Atwood should know the Northwest D.C. lifestyle. She lives there and sends her 10-year-old daughter to public school. Her husband is an attorney. Her only concession to the “lifestyle” is the car she leases. She would not tell me what she drives, but you can bet it’s not the 2005, $12,000 black Civic with roll-up windows that I drive.
She rents an office by the hour at a downtown workspace on Connecticut Avenue and K Street NW. Her biggest expense has been building the Fearless Finance software, which cost tens of thousands of dollars to create.
Here is something from Atwood to put on your refrigerator door:
* Prioritize. Try not to live each month to the very last dollar you earn.
* Always have about $3,000 to $5,000 if you are a homeowner and $1,500 if you are a renter in liquid savings for non-discretionary expenses that come up such as home repairs and root canals.

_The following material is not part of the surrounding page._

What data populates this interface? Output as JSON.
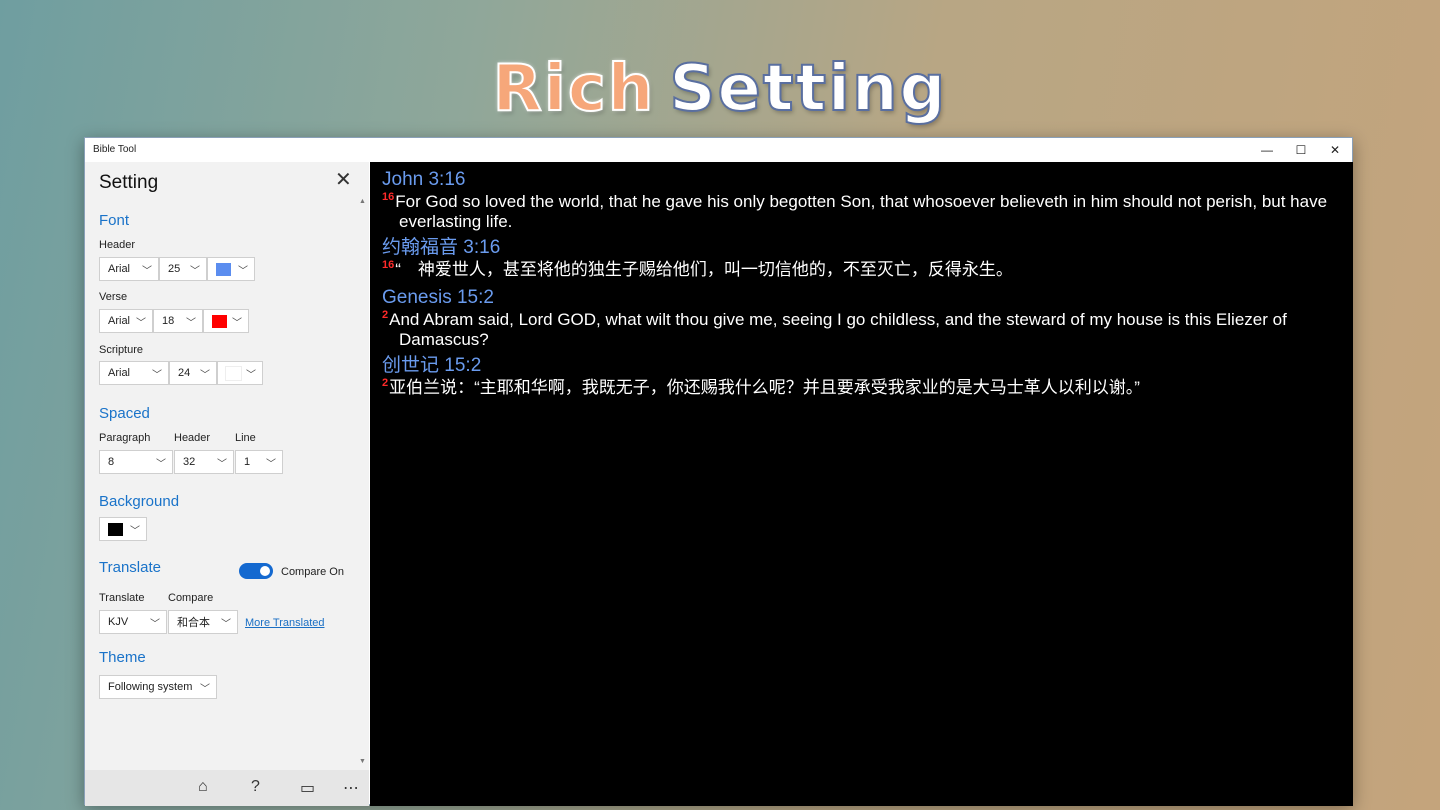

If you don’t have this, the only place to turn when your dog swallows a one-pound bar of dark chocolate and needs its stomach pumped (happened to me, but we had savings for it) is to use credit cards.

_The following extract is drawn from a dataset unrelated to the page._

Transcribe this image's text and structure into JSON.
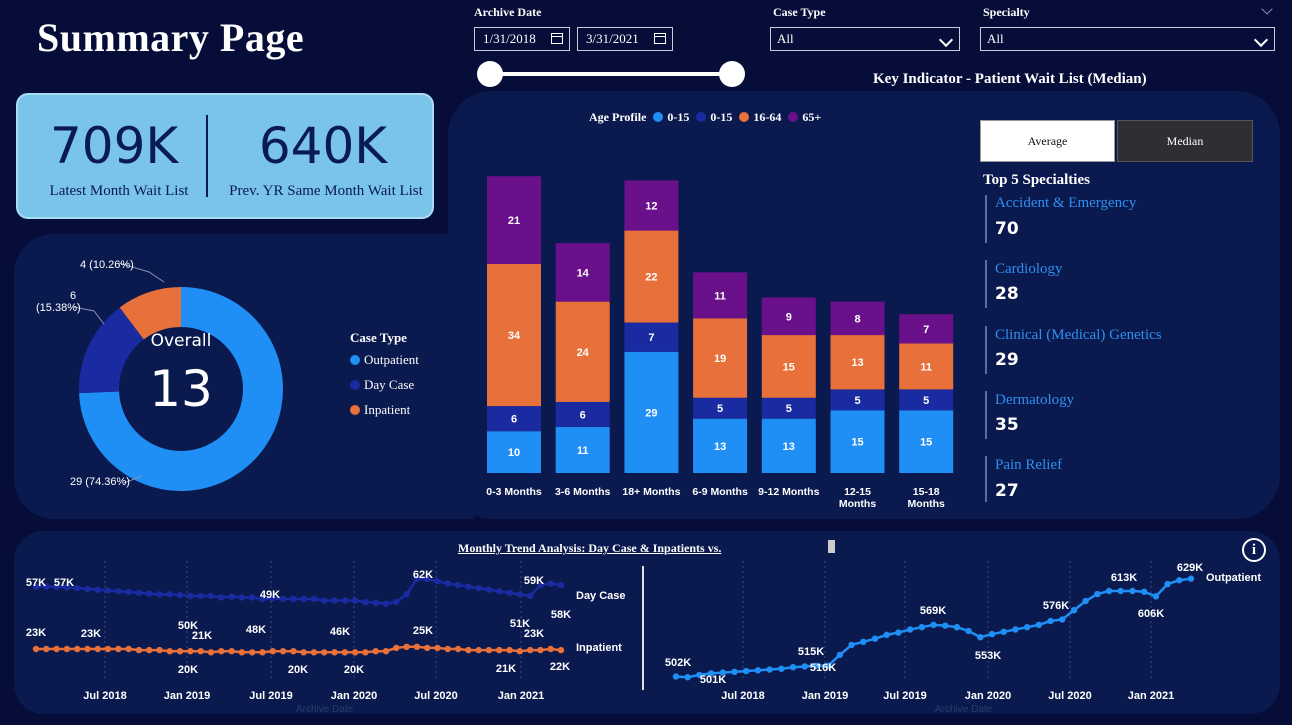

* Never use a credit card with a balance for daily needs. You will never pay it off.
* Try to make sure your fixed expenses — housing, child care, car payments, student loans, credit card minimums — are no more than 43 percent of your household take-home pay. Anything above that percentage generally means you will feel financial stress.
* Spend less than you earn each month.
* Make trade-offs for discretionary expenses. “Should we eat out? No, let’s use the money instead for Susie’s soccer camp.”
* Never say “might as well” when it comes to a purchase if you don’t have the money on hand.
* Decide between what you must have and what is optional. Only the basics — housing, utilities, health, groceries, transportation — are “must haves.” Everything else is optional and ripe for trimming.
* Track your discretionary spending closely. That’s where the train goes off the tracks. Your utility bills are predictable. Your outside dining is not. You can change where and how much you eat so know where you spend so you can trim.